Business groups are urging the government to support the UK's army of self-employed workers in the same way that it has backed company employees.
Last week, chancellor of the exchequer Rishi Sunak announced that the government would pay the wages of employees unable to work due to the coronavirus pandemic.
The state will pay 80 percent of salary for staff who are kept on by their employer, covering wages of up to £2,500 a month.
But no such promise was made for five million self-employed people – who account for 15 percent of the UK's workforce. Instead, they were offered £94 a week and a deferment on self-assessment income tax payments for six months.
Nationally, the cudgel has been taken up by the Federation of Small Businesses. National Chairman Mike Cherry said: “Over the weekend we have heard from thousands of self-employed people – including hairdressers, bakers, childcare providers, taxi drivers and café owners – many frightened and in despair at seeing their business fall away, and staring at the prospect of little or no financial support.
“While it is welcome that the government has pledged to cover 80 percent of the wages of impacted employees, five million self-employed strivers have until now only been offered access to £94 a week. In desperation, many have attempted to apply for Universal Credit after Friday and have been turned down.

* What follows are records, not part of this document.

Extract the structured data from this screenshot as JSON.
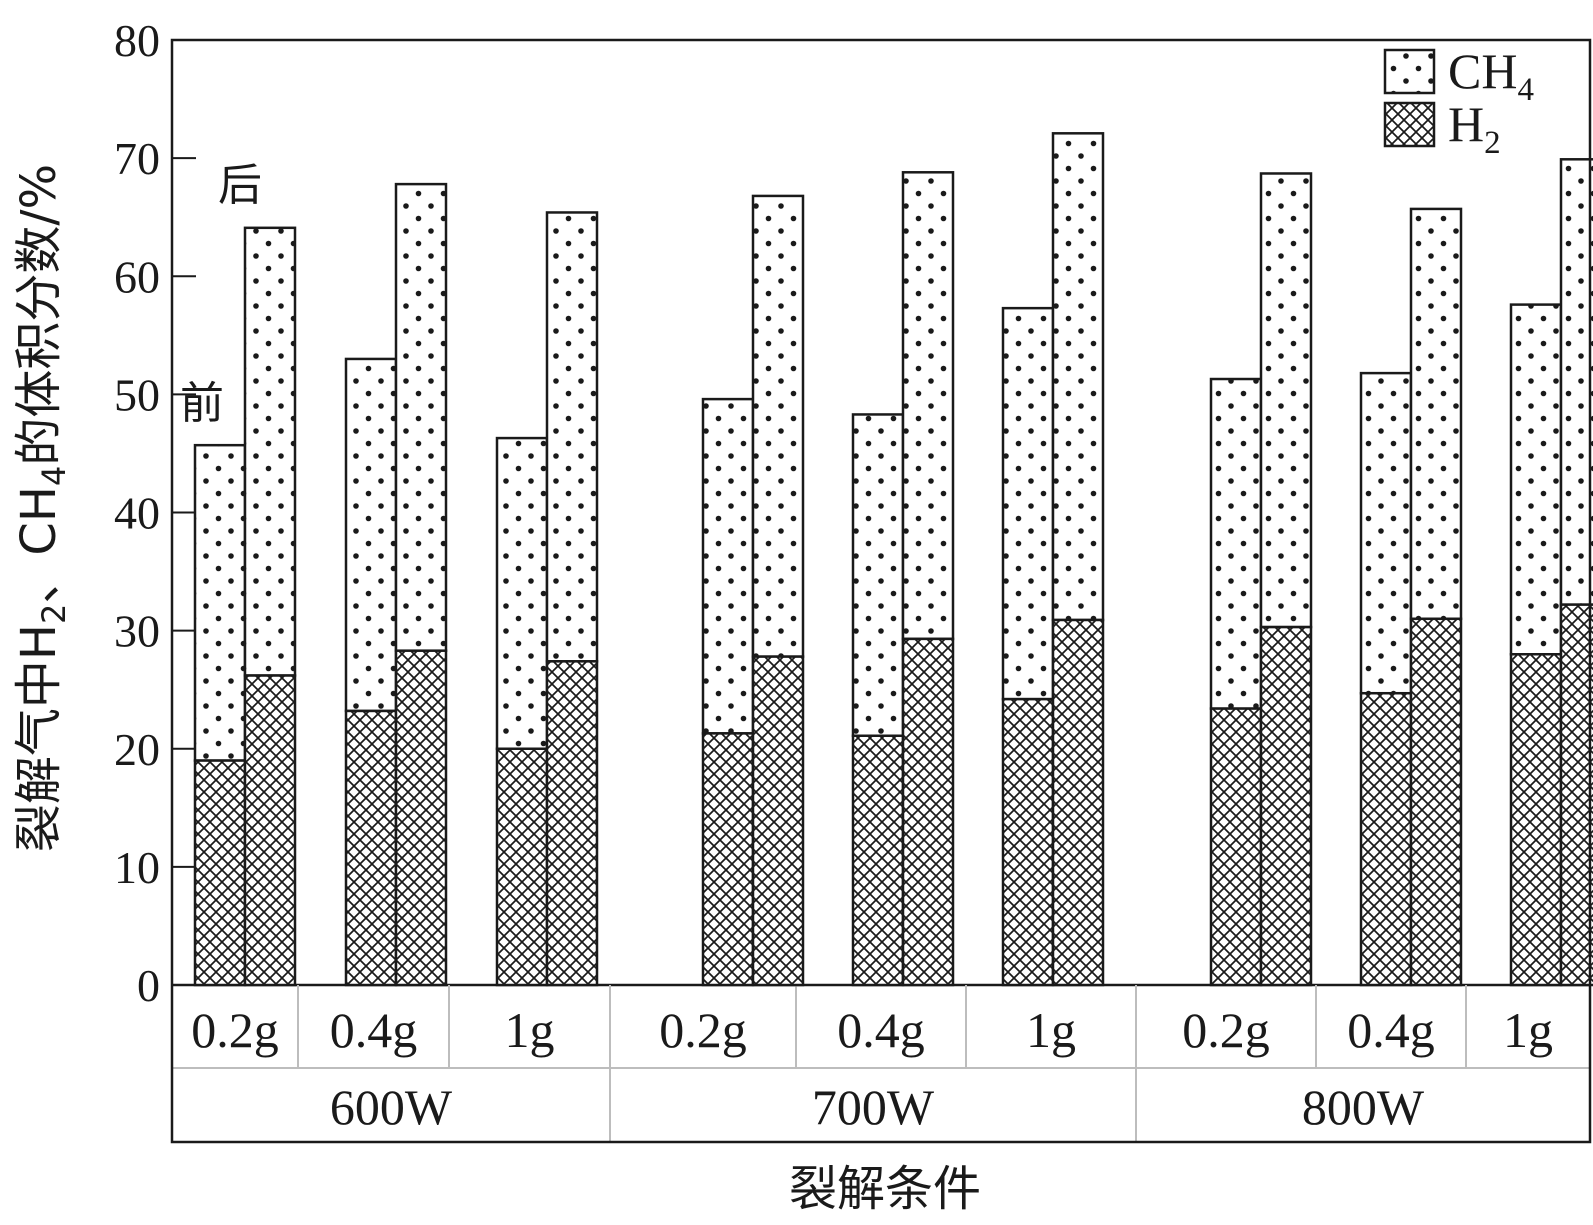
{
  "chart_data": {
    "type": "bar",
    "stacked": true,
    "paired": true,
    "ylabel": {
      "pre": "裂解气中H",
      "sub1": "2",
      "mid": "、CH",
      "sub2": "4",
      "post": "的体积分数/%"
    },
    "xlabel": "裂解条件",
    "ylim": [
      0,
      80
    ],
    "yticks": [
      0,
      10,
      20,
      30,
      40,
      50,
      60,
      70,
      80
    ],
    "groups": [
      "600W",
      "700W",
      "800W"
    ],
    "categories": [
      "0.2g",
      "0.4g",
      "1g",
      "0.2g",
      "0.4g",
      "1g",
      "0.2g",
      "0.4g",
      "1g"
    ],
    "pair_labels": [
      "前",
      "后"
    ],
    "legend": [
      {
        "key": "ch4",
        "main": "CH",
        "sub": "4",
        "pattern": "dots"
      },
      {
        "key": "h2",
        "main": "H",
        "sub": "2",
        "pattern": "crosshatch"
      }
    ],
    "legend_position": "top-right",
    "series": [
      {
        "key": "h2_before",
        "stack": "before",
        "component": "h2",
        "values": [
          19,
          23.2,
          20,
          21.3,
          21.1,
          24.2,
          23.4,
          24.7,
          28.0
        ]
      },
      {
        "key": "total_before",
        "stack": "before",
        "component": "total",
        "values": [
          45.7,
          53.0,
          46.3,
          49.6,
          48.3,
          57.3,
          51.3,
          51.8,
          57.6
        ]
      },
      {
        "key": "h2_after",
        "stack": "after",
        "component": "h2",
        "values": [
          26.2,
          28.3,
          27.4,
          27.8,
          29.3,
          30.9,
          30.3,
          31.0,
          32.2
        ]
      },
      {
        "key": "total_after",
        "stack": "after",
        "component": "total",
        "values": [
          64.1,
          67.8,
          65.4,
          66.8,
          68.8,
          72.1,
          68.7,
          65.7,
          69.9
        ]
      }
    ]
  }
}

“These are people who have worked hard to build up their businesses, paid their taxes and helped the economy to grow. They now face a crunch point, with many unable to operate – leaving them without money, but with bills still stacking up."
Locally the call was echoed by Business West, which runs the Swindon and Wiltshire Initiative.

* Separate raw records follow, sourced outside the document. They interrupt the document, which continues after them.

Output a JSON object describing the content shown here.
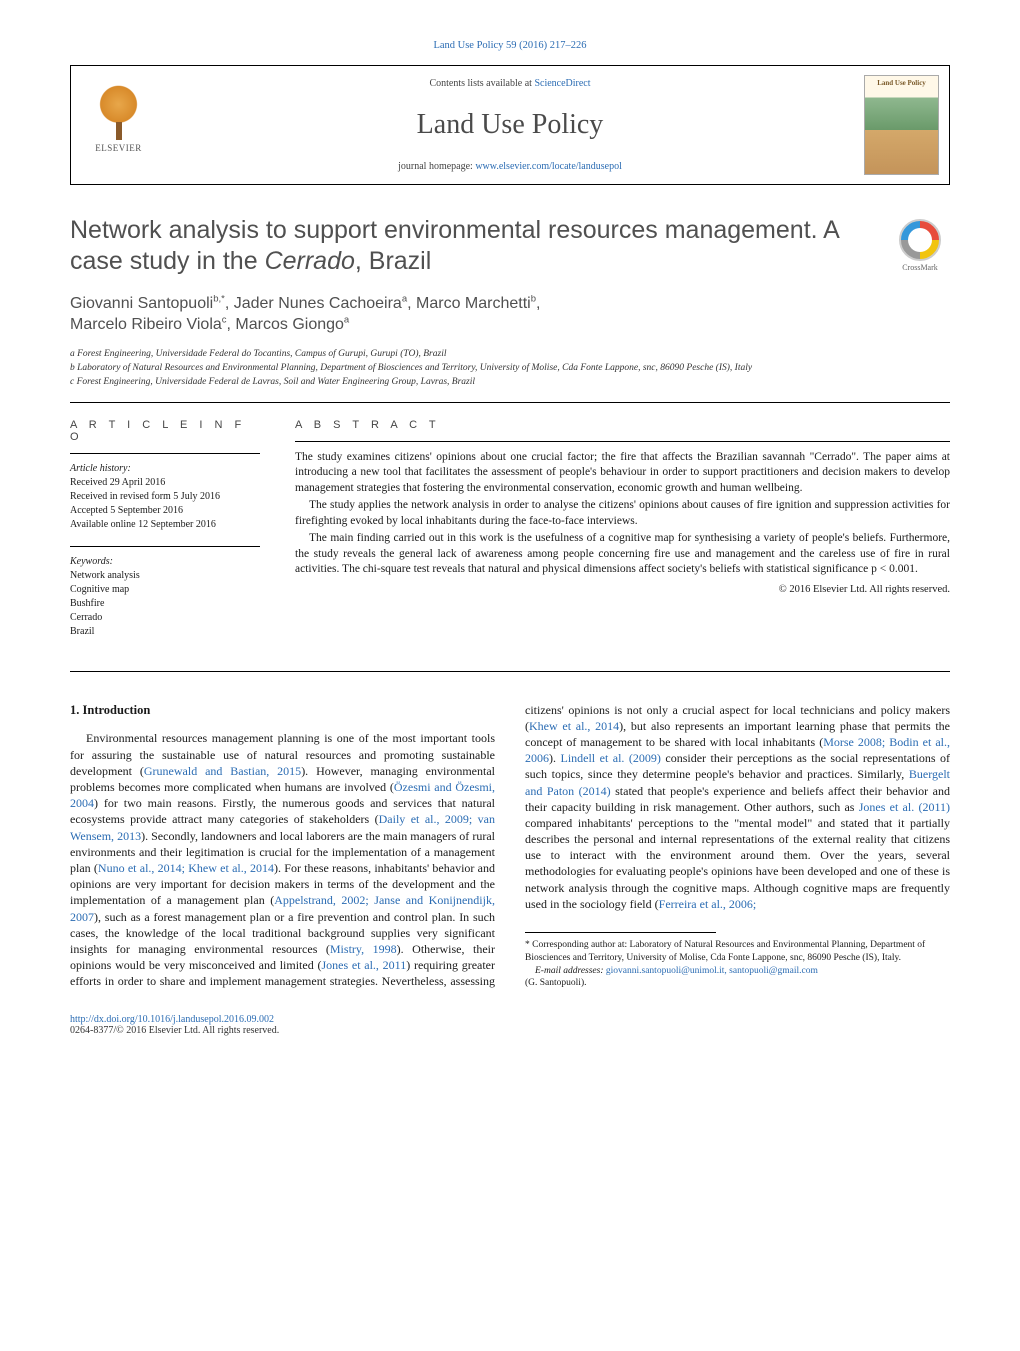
{
  "top_citation": "Land Use Policy 59 (2016) 217–226",
  "header": {
    "contents_prefix": "Contents lists available at ",
    "contents_link": "ScienceDirect",
    "journal_name": "Land Use Policy",
    "homepage_prefix": "journal homepage: ",
    "homepage_url": "www.elsevier.com/locate/landusepol",
    "publisher_name": "ELSEVIER",
    "cover_title": "Land Use Policy"
  },
  "crossmark_label": "CrossMark",
  "title_part1": "Network analysis to support environmental resources management. A case study in the ",
  "title_italic": "Cerrado",
  "title_part2": ", Brazil",
  "authors_html": "Giovanni Santopuoli<sup>b,*</sup>, Jader Nunes Cachoeira<sup>a</sup>, Marco Marchetti<sup>b</sup>, <br>Marcelo Ribeiro Viola<sup>c</sup>, Marcos Giongo<sup>a</sup>",
  "affiliations": [
    "a Forest Engineering, Universidade Federal do Tocantins, Campus of Gurupi, Gurupi (TO), Brazil",
    "b Laboratory of Natural Resources and Environmental Planning, Department of Biosciences and Territory, University of Molise, Cda Fonte Lappone, snc, 86090 Pesche (IS), Italy",
    "c Forest Engineering, Universidade Federal de Lavras, Soil and Water Engineering Group, Lavras, Brazil"
  ],
  "info": {
    "heading": "A R T I C L E  I N F O",
    "history_label": "Article history:",
    "history": [
      "Received 29 April 2016",
      "Received in revised form 5 July 2016",
      "Accepted 5 September 2016",
      "Available online 12 September 2016"
    ],
    "keywords_label": "Keywords:",
    "keywords": [
      "Network analysis",
      "Cognitive map",
      "Bushfire",
      "Cerrado",
      "Brazil"
    ]
  },
  "abstract": {
    "heading": "A B S T R A C T",
    "paragraphs": [
      "The study examines citizens' opinions about one crucial factor; the fire that affects the Brazilian savannah \"Cerrado\". The paper aims at introducing a new tool that facilitates the assessment of people's behaviour in order to support practitioners and decision makers to develop management strategies that fostering the environmental conservation, economic growth and human wellbeing.",
      "The study applies the network analysis in order to analyse the citizens' opinions about causes of fire ignition and suppression activities for firefighting evoked by local inhabitants during the face-to-face interviews.",
      "The main finding carried out in this work is the usefulness of a cognitive map for synthesising a variety of people's beliefs. Furthermore, the study reveals the general lack of awareness among people concerning fire use and management and the careless use of fire in rural activities. The chi-square test reveals that natural and physical dimensions affect society's beliefs with statistical significance p < 0.001."
    ],
    "copyright": "© 2016 Elsevier Ltd. All rights reserved."
  },
  "section_heading": "1. Introduction",
  "body_html": "Environmental resources management planning is one of the most important tools for assuring the sustainable use of natural resources and promoting sustainable development (<span class=\"cite-link\">Grunewald and Bastian, 2015</span>). However, managing environmental problems becomes more complicated when humans are involved (<span class=\"cite-link\">Özesmi and Özesmi, 2004</span>) for two main reasons. Firstly, the numerous goods and services that natural ecosystems provide attract many categories of stakeholders (<span class=\"cite-link\">Daily et al., 2009; van Wensem, 2013</span>). Secondly, landowners and local laborers are the main managers of rural environments and their legitimation is crucial for the implementation of a management plan (<span class=\"cite-link\">Nuno et al., 2014; Khew et al., 2014</span>). For these reasons, inhabitants' behavior and opinions are very important for decision makers in terms of the development and the implementation of a management plan (<span class=\"cite-link\">Appelstrand, 2002;</span> <span class=\"cite-link\">Janse and Konijnendijk, 2007</span>), such as a forest management plan or a fire prevention and control plan. In such cases, the knowledge of the local traditional background supplies very significant insights for managing environmental resources (<span class=\"cite-link\">Mistry, 1998</span>). Otherwise, their opinions would be very misconceived and limited (<span class=\"cite-link\">Jones et al., 2011</span>) requiring greater efforts in order to share and implement management strategies. Nevertheless, assessing citizens' opinions is not only a crucial aspect for local technicians and policy makers (<span class=\"cite-link\">Khew et al., 2014</span>), but also represents an important learning phase that permits the concept of management to be shared with local inhabitants (<span class=\"cite-link\">Morse 2008; Bodin et al., 2006</span>). <span class=\"cite-link\">Lindell et al. (2009)</span> consider their perceptions as the social representations of such topics, since they determine people's behavior and practices. Similarly, <span class=\"cite-link\">Buergelt and Paton (2014)</span> stated that people's experience and beliefs affect their behavior and their capacity building in risk management. Other authors, such as <span class=\"cite-link\">Jones et al. (2011)</span> compared inhabitants' perceptions to the \"mental model\" and stated that it partially describes the personal and internal representations of the external reality that citizens use to interact with the environment around them. Over the years, several methodologies for evaluating people's opinions have been developed and one of these is network analysis through the cognitive maps. Although cognitive maps are frequently used in the sociology field (<span class=\"cite-link\">Ferreira et al., 2006;</span>",
  "footnotes": {
    "corr_label": "* Corresponding author at: Laboratory of Natural Resources and Environmental Planning, Department of Biosciences and Territory, University of Molise, Cda Fonte Lappone, snc, 86090 Pesche (IS), Italy.",
    "email_label": "E-mail addresses: ",
    "emails": "giovanni.santopuoli@unimol.it, santopuoli@gmail.com",
    "email_owner": "(G. Santopuoli)."
  },
  "footer": {
    "doi": "http://dx.doi.org/10.1016/j.landusepol.2016.09.002",
    "issn_line": "0264-8377/© 2016 Elsevier Ltd. All rights reserved."
  },
  "colors": {
    "link": "#2b6cb3",
    "text": "#1a1a1a",
    "heading_gray": "#505050",
    "background": "#ffffff"
  },
  "fonts": {
    "body_family": "Georgia, 'Times New Roman', serif",
    "heading_family": "'Trebuchet MS', Arial, sans-serif",
    "body_size_pt": 12,
    "title_size_pt": 25,
    "authors_size_pt": 16,
    "abstract_size_pt": 11.5,
    "info_size_pt": 10,
    "affil_size_pt": 9.5
  }
}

Managing director Phil Smith said: "The government has taken massive steps to help so many businesses in recent days.
“Ministers must now also ramp up support for the self-employed, many of whom have seen their livelihoods vanish in the blink of an eye.
“Business West and other Chambers across the UK are hearing from thousands of sole traders, for whom last week’s measures offer little reassurance.
“While we understand the complexity involved, there are five million self-employed people in the UK who need help similar in scale and scope to that put in place for larger firms in recent days.
“As part of British Chambers of Commerce, we are working at a national level to find a way to deliver support to self-employed people – and to ensure that the measures announced for larger businesses make it through quickly to the front line.”